Forfait Jour : autonomie réelle de rigueur !
-Selon une enquête “Autonomie dans le travail” de la Dares publiée le 4 avril 2019, il ressort qu’autonomie va de pair avec épanouissement professionnel.
Sans surprise, ce sont les cadres qui se sentent le plus valorisés et apprécient le plus les tâches qui leur sont confiées.
Pour autant, tous les salariés relevant du statut cadre ne jouissent pas nécessairement d’une autonomie réelle dans leur organisation de travail.
Il s’agit là d’une exigence en matière de durée du travail, qui peut échapper à l’employeur, tenté de conclure des conventions de forfait annuel en jours avec tous les cadres de l’entreprise, pour s’affranchir du paiement des heures supplémentaires.
En effet, seuls les cadres dits “autonomes” peuvent se voir proposer une convention individuelle de forfait annuel en jours (sous réserve qu’un accord collectif d’entreprise ou de branche le prévoit).
Selon l’article L. 3121-58 du Code du travail, seuls sont autorisés à conclure une convention de forfait annuel en jours, les cadres qui disposent d’une autonomie dans l’organisation de leur emploi du temps, et dont la nature des fonctions ne les conduit pas à suivre l’horaire collectif applicable au sein de l’entreprise.
Or, jauger et apprécier in concreto le degré d’autonomie n’est pas forcément évident.
Cette problématique est soumise au contrôle des juges, qui délimitent strictement (et “sévèrement”) cette notion de “cadre autonome”… comme en témoigne un arrêt récent de la Cour de cassation (Cass. soc., 27 mars 2019, n°17-31.715)

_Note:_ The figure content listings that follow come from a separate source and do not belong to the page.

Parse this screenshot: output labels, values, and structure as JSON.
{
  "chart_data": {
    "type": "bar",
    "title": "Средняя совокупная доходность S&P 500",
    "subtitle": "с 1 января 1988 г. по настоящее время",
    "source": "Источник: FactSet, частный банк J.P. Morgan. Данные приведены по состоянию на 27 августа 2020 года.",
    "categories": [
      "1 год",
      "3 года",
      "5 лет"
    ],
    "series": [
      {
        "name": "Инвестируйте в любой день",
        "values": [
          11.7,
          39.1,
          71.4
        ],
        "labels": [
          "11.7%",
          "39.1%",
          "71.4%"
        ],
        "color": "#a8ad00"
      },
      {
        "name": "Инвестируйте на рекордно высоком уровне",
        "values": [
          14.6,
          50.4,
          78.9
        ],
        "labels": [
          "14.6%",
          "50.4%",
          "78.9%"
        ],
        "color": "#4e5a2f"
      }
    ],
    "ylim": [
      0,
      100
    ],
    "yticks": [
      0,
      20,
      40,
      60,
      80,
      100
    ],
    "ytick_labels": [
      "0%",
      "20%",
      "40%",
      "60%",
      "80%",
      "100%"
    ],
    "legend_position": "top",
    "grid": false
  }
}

L’affaire concernait un salarié exerçant, au sein de la Société Euro Disney, les fonctions de “concepteur son événementiel”, statut cadre.
A la suite de son licenciement, il a remis en cause la convention individuelle de forfait annuel en jours, et a réclamé un rappel de salaire au titre d’heures supplémentaires et de diverses indemnités dont celle de travail dissimulé (correspondant à 6 mois de salaires).
Pour ce faire, il indique n’avoir été qu’un simple exécutant, soumis à des plannings précis, et que, de par sa nécessaire collaboration avec d’autres services soumis à des horaires précis, il était lui-même tenu d’observer ces mêmes horaires prédéterminés.
La Cour d’appel de Paris, puis la Cour de cassation, ont suivi son raisonnement.
Se bornant aux faits exposés, la Haute Cour a en effet jugé que les conditions de validité de la convention de forfait n’étaient pas remplies, puisque l'organisation du travail était totalement organisée et imposée par l'employeur.
Si, à l’instar de l’Oncle Picsou mais sans son indécent succès, la société Euro Disney, a cherché à faire des économies par la signature de cette convention illicite de forfait jours, elle s’est ainsi vue contrainte de verser de lourdes condamnations à son ancien salarié qui, lui, s’est retrouvé “au Pays des Merveilles”!
En conclusion, et par cette décision, la Cour de cassation a confirmé et même renforcé sa jurisprudence stricte selon laquelle la présence d’un planning contraignant et d’horaires prédéterminés ne peuvent coexister avec une clause de forfait annuel en jours (Cass. soc., 15 déc. 2016, n° 15-17.568).
A l’heure où le Chef de l’Etat rappelle que les 35 heures ne demeurent qu’une référence “légale théorique” et se réapproprie le fameux mantra d’un de ses prédécesseurs “travailler plus pour gagner plus” avec la défiscalisation des heures supplémentaires (plafonnées à 5.000 € par an), gageons que les chefs d’entreprise éviteront désormais le piège de la tentation du forfait jour!
A RETENIR - CONDITIONS DE VALIDITE DU FORFAIT JOUR -
Outre l’autonomie réelle du salarié, l’employeur doit aussi s'assurer régulièrement :
- que la charge de travail du salarié est raisonnable et permet une bonne répartition dans le temps de son travail,
- et de la bonne articulation entre l'activité professionnelle du salarié et sa vie personnelle.